Los primeros pobladores de la isla canaria de El Hierro (España), aborígenes bimbaches llegados de África, subsistieron en una tierra en la que, al menos en apariencia, apenas manaba el agua. Una orografía sin ríos, sin arroyos, sin fuentes… Pero aquel lugar encerraba un secreto que garantizó durante mucho tiempo la supervivencia de ese pueblo: el árbol Garoé.
Garoé era un enorme tilo de frondosa copa. Gracias a su ubicación, captaba el agua de las nieblas con sus hojas. Esta resbalaba hasta un estanque donde era recogida para el consumo humano o para el ganado. Que Fray Bartolomé de las Casas lo describa en la Historia de las Indias de 1524 nos hace pensar que es algo más que leyenda. El árbol Garoé se convirtió para aquel pueblo en un manantial de riqueza y la llave de su supervivencia.

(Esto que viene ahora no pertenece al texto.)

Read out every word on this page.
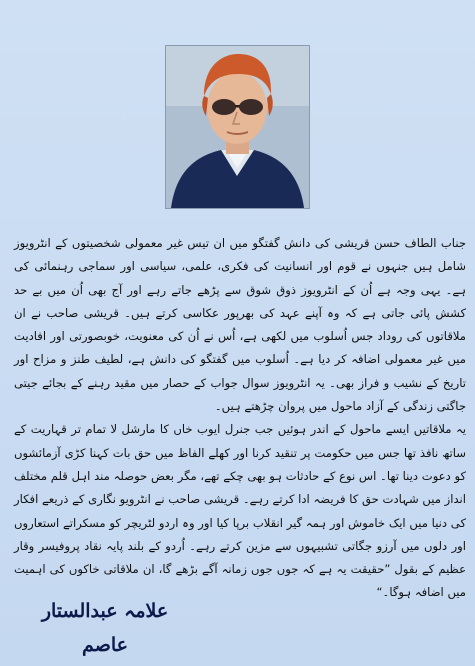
جناب الطاف حسن قریشی کی دانش گفتگو میں ان تیس غیر معمولی شخصیتوں کے انٹرویوز شامل ہیں جنہوں نے قوم اور انسانیت کی فکری، علمی، سیاسی اور سماجی رہنمائی کی ہے۔ یہی وجہ ہے اُن کے انٹرویوز ذوق شوق سے پڑھے جاتے رہے اور آج بھی اُن میں بے حد کشش پائی جاتی ہے کہ وہ آپنے عہد کی بھرپور عکاسی کرتے ہیں۔ قریشی صاحب نے ان ملاقاتوں کی روداد جس اُسلوب میں لکھی ہے، اُس نے اُن کی معنویت، خوبصورتی اور افادیت میں غیر معمولی اضافہ کر دیا ہے۔ اُسلوب میں گفتگو کی دانش ہے، لطیف طنز و مزاح اور تاریخ کے نشیب و فراز بھی۔ یہ انٹرویوز سوال جواب کے حصار میں مقید رہنے کے بجائے جیتی جاگتی زندگی کے آزاد ماحول میں پروان چڑھتے ہیں۔

یہ ملاقاتیں ایسے ماحول کے اندر ہوئیں جب جنرل ایوب خاں کا مارشل لا تمام تر قہاریت کے ساتھ نافذ تھا جس میں حکومت پر تنقید کرنا اور کھلے الفاظ میں حق بات کہنا کڑی آزمائشوں کو دعوت دینا تھا۔ اس نوع کے حادثات ہو بھی چکے تھے، مگر بعض حوصلہ مند اہل قلم مختلف انداز میں شہادت حق کا فریضہ ادا کرتے رہے۔ قریشی صاحب نے انٹرویو نگاری کے ذریعے افکار کی دنیا میں ایک خاموش اور ہمہ گیر انقلاب برپا کیا اور وہ اردو لٹریچر کو مسکراتے استعاروں اور دلوں میں آرزو جگاتی تشبیہوں سے مزین کرتے رہے۔ اُردو کے بلند پایہ نقاد پروفیسر وقار عظیم کے بقول ”حقیقت یہ ہے کہ جوں جوں زمانہ آگے بڑھے گا، ان ملاقاتی خاکوں کی اہمیت میں اضافہ ہوگا۔“

علامہ عبدالستار عاصم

La historia que sigue cuenta cómo los bimbaches, antes de ser invadidos por tropas europeas, decidieron ocultar el árbol con la esperanza de que los recién llegados no hallaran agua dulce y renunciaran a la isla. Pero una joven indígena se enamoró de uno de aquellos soldados y le reveló, temerosa de que la abandonara, el secreto del Árbol Fuente. Fue el principio del fin para el pueblo indígena. El misterio del agua marcaría para bien y para mal su destino.
No nos detenemos en averiguar la verdad del relato, pero esta conmovedora leyenda bien nos sirve para ilustrar el papel del agua en la supervivencia de las civilizaciones y en el devenir de su historia. El agua como fuente de vida. Un bien tan necesario para las generaciones presentes y futuras, y a veces tan escaso, que se convierte incluso en un recurso sagrado.